I agree there are practical use cases for RAFT. Any application that exists only regionally would benefit from it and the added throughput and DR.

I am happy that the CRDT work may possibly continue afterwards! Redis Enterprise is a beast to setup manually (and that's probably intentional.)

yegors commented 3 years ago

I'll chime in here. We currently use Redis Enterprise solely for "stable" active-active replication and CRDTs for our 10 POP geo-distributed cluster. It does function, however in a higher latency WAN environments RS is effectively beta software (that costs $100k+/year). In our <1 year of usage we discovered several critical bugs (one of them is still not patched until Oct release) that causes memory to grow uncontrollably after a node drops out of a cluster because of network issues. This requires manual intervention. Redis RS also struggles with high latency, POP in Australia gets decoupled from Brazil quite often, due to sporadic high latency between them.

If stable CRDTs can be implemented without running the behemoth stack that is required to run Redis RS (3 nodes in each POP of the geo-cluster), we would be more than happy to pay the same price for this to KeyDB (although cheaper prices would certainly be welcome).

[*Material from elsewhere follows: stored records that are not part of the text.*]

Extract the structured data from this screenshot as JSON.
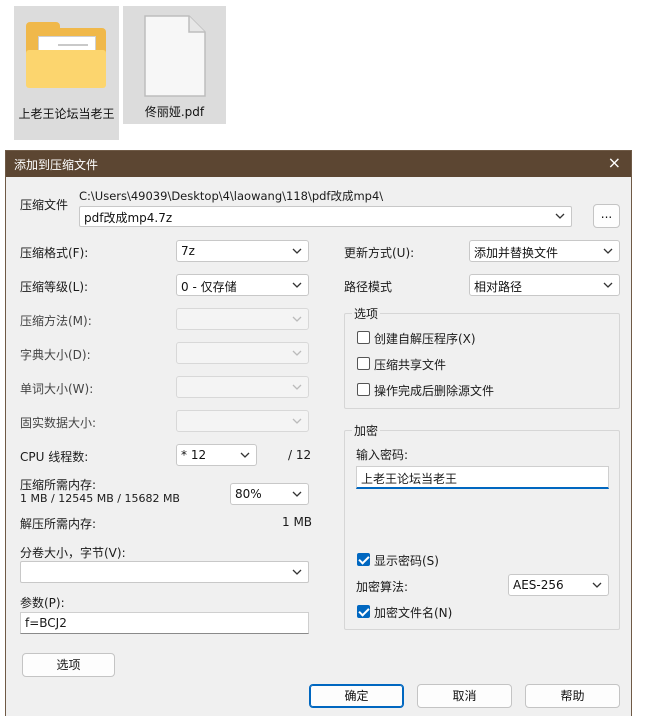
{
  "desktop": {
    "folder_label": "上老王论坛当老王",
    "pdf_label": "佟丽娅.pdf"
  },
  "dialog": {
    "title": "添加到压缩文件",
    "close_icon": "×",
    "archive_label": "压缩文件",
    "archive_path": "C:\\Users\\49039\\Desktop\\4\\laowang\\118\\pdf改成mp4\\",
    "archive_name": "pdf改成mp4.7z",
    "browse_label": "...",
    "format_label": "压缩格式(F):",
    "format_value": "7z",
    "level_label": "压缩等级(L):",
    "level_value": "0 - 仅存储",
    "method_label": "压缩方法(M):",
    "dict_label": "字典大小(D):",
    "word_label": "单词大小(W):",
    "solid_label": "固实数据大小:",
    "threads_label": "CPU 线程数:",
    "threads_value": "* 12",
    "threads_total": "/ 12",
    "mem_comp_label": "压缩所需内存:",
    "mem_comp_detail": "1 MB / 12545 MB / 15682 MB",
    "mem_percent": "80%",
    "mem_decomp_label": "解压所需内存:",
    "mem_decomp_value": "1 MB",
    "volume_label": "分卷大小，字节(V):",
    "volume_value": "",
    "params_label": "参数(P):",
    "params_value": "f=BCJ2",
    "options_button": "选项",
    "update_label": "更新方式(U):",
    "update_value": "添加并替换文件",
    "path_label": "路径模式",
    "path_value": "相对路径",
    "options_group": "选项",
    "opt_sfx": "创建自解压程序(X)",
    "opt_shared": "压缩共享文件",
    "opt_delete": "操作完成后删除源文件",
    "opt_sfx_checked": false,
    "opt_shared_checked": false,
    "opt_delete_checked": false,
    "encrypt_group": "加密",
    "password_label": "输入密码:",
    "password_value": "上老王论坛当老王",
    "show_password": "显示密码(S)",
    "show_password_checked": true,
    "encrypt_method_label": "加密算法:",
    "encrypt_method_value": "AES-256",
    "encrypt_names": "加密文件名(N)",
    "encrypt_names_checked": true,
    "ok_button": "确定",
    "cancel_button": "取消",
    "help_button": "帮助"
  }
}
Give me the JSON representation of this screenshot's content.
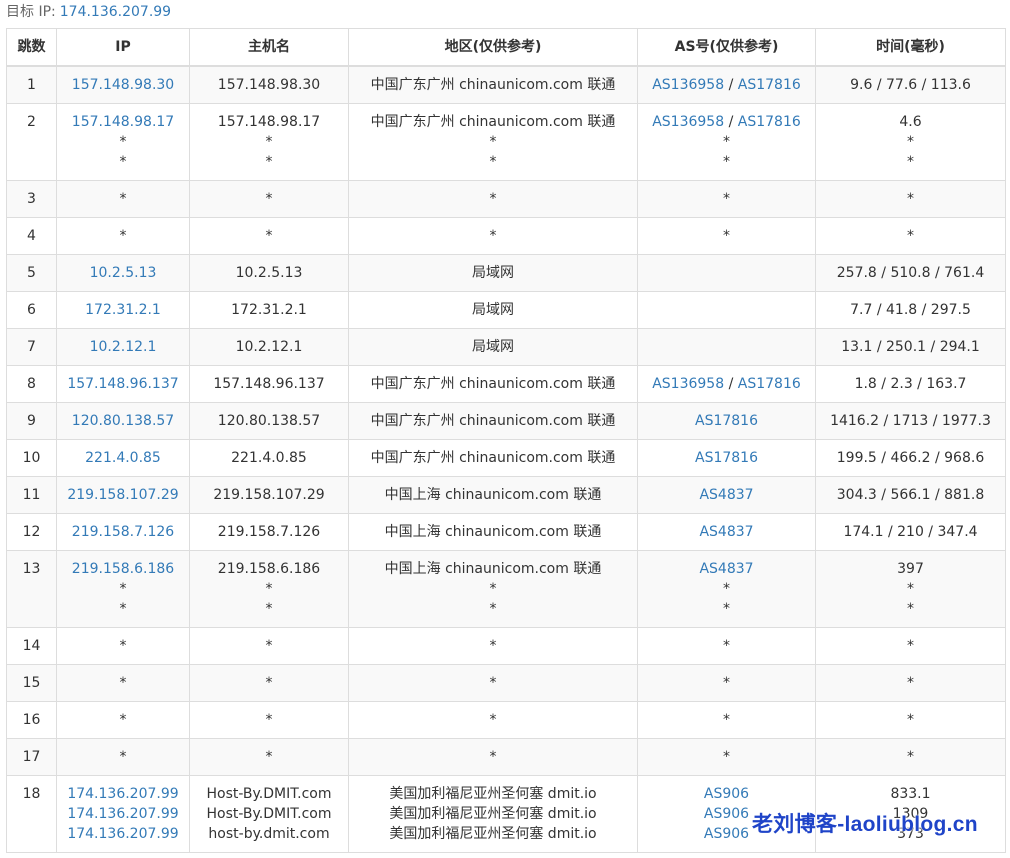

@JohnSully I'm not sure how valuable this is from your perspective, but have a look at the Hatchicorp's Serf project. We currently use this in our stack as a "out of band" instrumentation/metadata channel for passing data and triggering events on geo-distributed POPs. Back when we were evaluating KeyDB for our purposes, we've built out a management system to instrument KeyDB replication and recover from "bad states" using application code that used Serf as as a transport. You also get handy health checks out of it, "for free", just by virtue of the gossip protocol. It was too brittle being in the application layer (and we only spent a couple of weeks on it), but if it was part of the database application itself, it could be useful. Dynamic cluster membership, ability to emit events and queries with the option to trigger methods on remote machines is quite handy. This is even if you don't have direct connectivity between all nodes.

Perhaps leveraging the Serf's gossip protocol alongside KeyDB can help with cluster initialization and out of band management to help it self-heal and arrive at "good state" when failures occur.

rnz commented 2 years ago

@JohnSully May be you save your time if will use this implementation: https://github.com/eBay/NuRaft

hendrikheil commented 1 year ago

Hey there! Really loving KeyDB! Is there any news on this?